Sometimes the stress of COVID seems like it’s too much to bear. With our world turned completely upside down, it’s natural for stress levels to be high. How we manage our anxiety is a key factor in emerging from this crisis intact and ready to move forward instead of regressing. Here are some tips for keeping ourselves in check during this difficult time.

Limit Your Information

In this age of “at our fingertips” information, it’s easy to feel overwhelmed and get sucked into stories and news reports. Although being informed is important to knowing how to safely navigate through the COVID pandemic, we also need to be aware of the effects too much information can have on our stress levels and anxiety. If this is the case, try to limit your intake of news to 30 minutes a day, and pick a single source. Be wary of panic-driven social media sites too as they can draw you in emotionally. Some people even find it helpful to take a hiatus from social media sites altogether.

Stay Connected

As we are forced to stay home and cancel vacations, play dates, and social gatherings, it is easy to feel very isolated. Humans are an interactive species – we crave social interaction and being in touch with others improves our mood and helps us feel grounded. Reaching out to others is important, whether via telephone, email, or video platforms. We are lucky in some ways that the technology allows us this connection to others, although just getting out for a walk or sitting on our front doorstep and seeing others can ease feelings of isolation as well. Check in with elderly friends and family who are at higher risk for isolation and loneliness to make sure that they are doing okay. However important this may all be, make sure that your connections are healthy ones. Boundaries, even now, are important to maintain to support your mental health. Feel free to mute or “unfollow” certain acquaintances if their comments generate stress or anxiety – you owe it to yourself not to absorb other people’s worries.

Coping Skills: Avoiding Burn-Out

This is all about self-care. First, the basics still stand true – eating a healthy diet, exercising regularly, and getting enough sleep is essential to keeping us healthy mentally and physically. This is even more important during the current global crisis. Also, remember that we should only put effort into that which we can control and let go of that which we can’t. Preserve your energy. Sometimes this means simplifying your routine. For example, avoid multitasking and instead work on solving one problem at a time. Sometimes this also means setting more realistic expectations both for you and your family. Don’t strive for “perfect”. Messy is okay right now. We are all doing our best and our efforts should be met with kindness and compassion.

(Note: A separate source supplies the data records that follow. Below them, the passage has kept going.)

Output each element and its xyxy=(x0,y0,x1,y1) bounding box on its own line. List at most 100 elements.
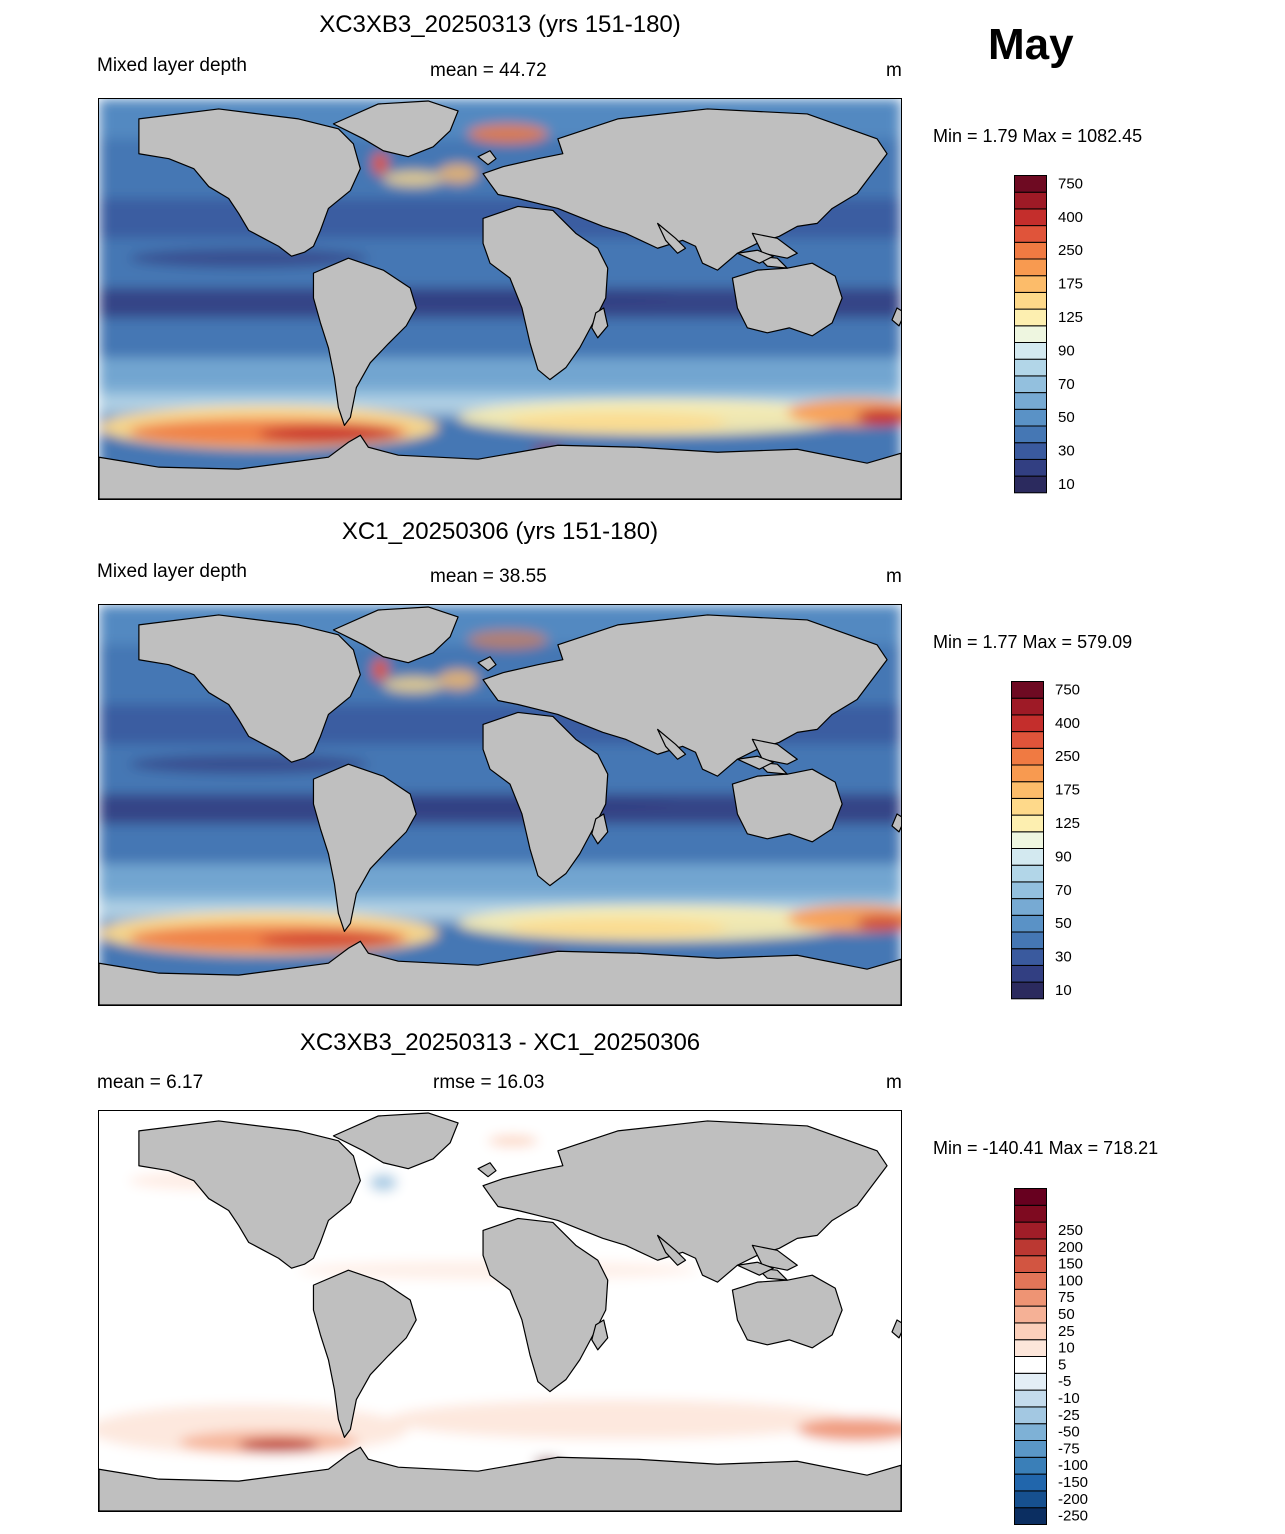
colorbar-label: 250 xyxy=(1058,242,1083,259)
colorbar-label: 10 xyxy=(1055,982,1072,999)
colorbar-swatch xyxy=(1011,914,1044,933)
colorbar-swatch xyxy=(1014,1406,1047,1425)
colorbar-swatch xyxy=(1011,881,1044,900)
colorbar-label: -5 xyxy=(1058,1373,1071,1390)
colorbar-swatch xyxy=(1011,747,1044,766)
colorbar-swatch xyxy=(1011,981,1044,1000)
colorbar-swatch xyxy=(1014,1389,1047,1408)
colorbar-swatch xyxy=(1014,425,1047,444)
panel-2-title: XC1_20250306 (yrs 151-180) xyxy=(341,518,659,545)
panel-1-minmax: Min = 1.79 Max = 1082.45 xyxy=(933,126,1143,146)
panel-2-units: m xyxy=(886,566,902,587)
colorbar-swatch xyxy=(1014,325,1047,344)
colorbar-swatch xyxy=(1011,848,1044,866)
colorbar-swatch xyxy=(1014,458,1047,477)
colorbar-swatch xyxy=(1014,1372,1047,1391)
colorbar-label: 200 xyxy=(1058,1239,1083,1256)
colorbar-swatch xyxy=(1011,898,1044,916)
colorbar-label: -75 xyxy=(1058,1440,1080,1457)
colorbar-swatch xyxy=(1014,1238,1047,1257)
colorbar-swatch xyxy=(1014,1490,1047,1509)
panel-2-left-label: Mixed layer depth xyxy=(97,561,247,582)
colorbar-swatch xyxy=(1011,781,1044,799)
colorbar-swatch xyxy=(1011,864,1044,883)
panel-1-map xyxy=(98,98,902,500)
colorbar-label: 125 xyxy=(1058,309,1083,326)
colorbar-swatch xyxy=(1014,241,1047,260)
panel-2-minmax: Min = 1.77 Max = 579.09 xyxy=(933,632,1133,652)
colorbar-label: 90 xyxy=(1058,342,1075,359)
colorbar-label: 30 xyxy=(1058,443,1075,460)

Mindfulness and Meditation

 Sometimes we get a little tired of hearing about how Mindfulness can help us. Just ask my son, who gives me the side-eye every time I bring it up! Over the past several years, Mindfulness has become a common teaching in our schools, workplaces, and therapy sessions. Enough already, right? Wrong. There is a reason why Mindfulness stays front and center with coping with stress and anxiety… because it works! And it doesn’t have to be complicated either. Think of it as a mindset more than anything. Mindfulness is simply paying attention to what’s happening in the present moment — and here’s the important part — WITHOUT JUDGMENT. It gives us space to feel and then think rationally without falling into our “fight or flight” primitive brain survival tactics. We are generally happier and more successful as we tap into our true potential that is not weighed down by fear. Here are some simple ways to invite Mindfulness into our daily lives:

  • Muscle squeezing – sit quietly and squeeze various muscle groups, starting at your feet and working your way up. Focus on what it feels like.
  • Blowing bubbles (great with kids too) – this also promotes deep breathing which can help dissipate anxiety. Count the bubbles, describe their shape, and guess how long they’ll remain in the air before they pop.
  • Coloring – look at colors and patterns deeply. Let other things around you fall away.
  • Meditation – practice sitting quietly and sharpening your focus on something, such as your breathing. If your mind wanders, kindly allow your focus to return to your breath.

Make Plans

The pandemic has taken away a lot of the plans we made before, although we can still control new plans moving forward. These plans may look different, but that’s okay. Plans may be something as simple as putting together a dinner menu for the week. Maybe it means going for a picnic, scheduling a board game night (even virtually as my son frequently does with his friends), or building something in your backyard. These activities are particularly helpful in providing structure to our lives which have very little right now, especially with kids. Planning can even involve finding your place in the bigger picture – what do you want your role to be during this challenging time in our history? How can you make a difference?

In summary, be kind to yourself and others and reach out for help when you need it. You don’t have to pretend that it’s easy either. We need each other to get through this, but you may be surprised how much strength you find inside yourself as well.